Public Citizen also raised concerns over potential side effects of Byetta that may emerge as more individuals use the type-2 diabetes drug. They pointed out two serious health problems that have already emerged since the drug was introduced, including a link to pancreatitis and reports of altered kidney function.

In October 2007 and August 2008, the FDA issued safety alerts about reports of Byetta pancreatitis problems, including severe cases of hemorrhagic pancreatitis and necrotizing pancreatitis, which can be fatal. Symptoms of pancreatitis, which is an inflammation of the pancreas, include nausea, vomiting, severe pain in the upper abdomen and back, a rise or fall in blood pressure, and increased heart or respiratory rates.

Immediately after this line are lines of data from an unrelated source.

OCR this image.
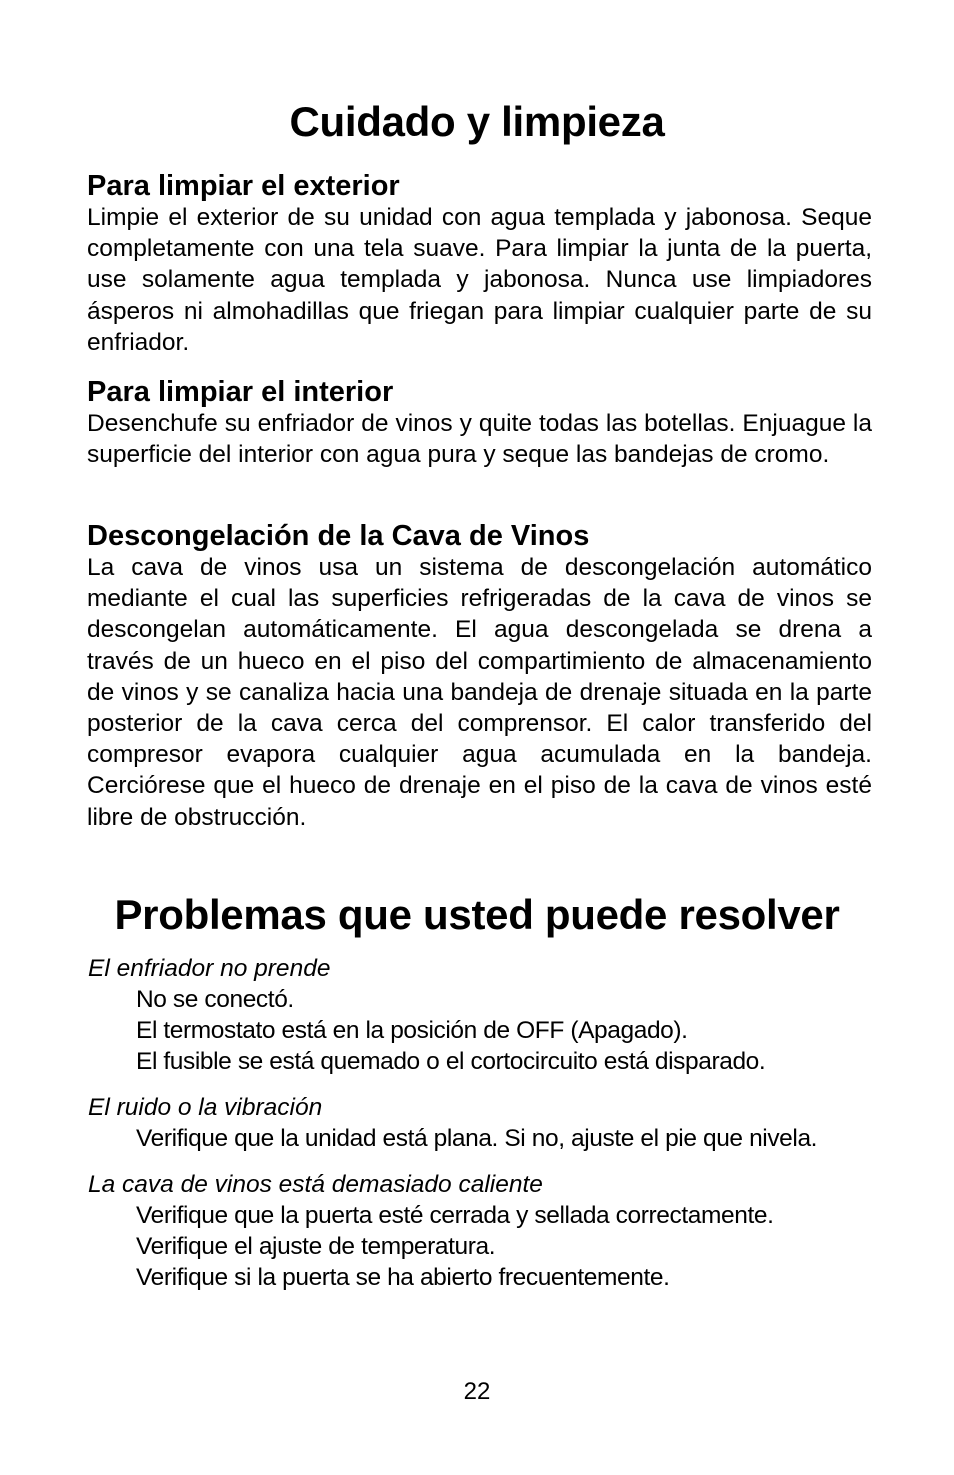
Cuidado y limpieza
Para limpiar el exterior

Limpie el exterior de su unidad con agua templada y jabonosa. Seque completamente con una tela suave. Para limpiar la junta de la puerta, use solamente agua templada y jabonosa. Nunca use limpiadores ásperos ni almohadillas que friegan para limpiar cualquier parte de su enfriador.

Para limpiar el interior

Desenchufe su enfriador de vinos y quite todas las botellas. Enjuague la superficie del interior con agua pura y seque las bandejas de cromo.

Descongelación de la Cava de Vinos

La cava de vinos usa un sistema de descongelación automático mediante el cual las superficies refrigeradas de la cava de vinos se descongelan automáticamente. El agua descongelada se drena a través de un hueco en el piso del compartimiento de almacenamiento de vinos y se canaliza hacia una bandeja de drenaje situada en la parte posterior de la cava cerca del comprensor. El calor transferido del compresor evapora cualquier agua acumulada en la bandeja. Cerciórese que el hueco de drenaje en el piso de la cava de vinos esté libre de obstrucción.

Problemas que usted puede resolver

El enfriador no prende

No se conectó.
El termostato está en la posición de OFF (Apagado).
El fusible se está quemado o el cortocircuito está disparado.

El ruido o la vibración

Verifique que la unidad está plana. Si no, ajuste el pie que nivela.

La cava de vinos está demasiado caliente

Verifique que la puerta esté cerrada y sellada correctamente.
Verifique el ajuste de temperatura.
Verifique si la puerta se ha abierto frecuentemente.
22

Following the FDA warnings, Public Citizen indicates that they conducted an independent analysis of the Byetta pancreatitis reports, finding a total of 181 reports of acute pancreatitis with Byetta between April 2005 and March 2009, including 142 cases that required hospitalization.

Public Citizen also expressed concerns over reports of kidney problems with Byetta, pointing out a warning issued in May 2008 by the European Medicines Agency, which is Europe’s drug regulatory agency, about 86 users of Byetta suffering kidney failure or indicators of kidney malfunction.

On Monday, the FDA issued a new warning indicating that they have received at least 78 post-marketing reports that link Byetta side effects to kidney problems, including 62 cases where the users experienced kidney failure. The U.S. regulatory agency determined that new information needs to be added to the drug’s label and that a patient Medication Guide needs to be developed to ensure patients and the medical community are aware of the risk and watch for signs of kidney problems with Byetta.

Following the FDA announcement, Amylin and Eli Lilly released a statement this week saying they agree with the labeling changes, but called the reported kidney problems rare events where there were usually other factors involved. The statement said that diabetes is a leading cause of kidney failure and that there is no evidence in Byetta’s preclinical and clinical studies that provide any evidence of Byetta having a toxic effect on the kidney.

Public Citizen generally recommends that people wait seven years before taking any new drug the FDA approves, noting that half of all new drug safety withdrawals occur within two year of FDA approval, and half of all “black box” warnings, the strongest label warning under federal law, are applied to drugs within the first seven years.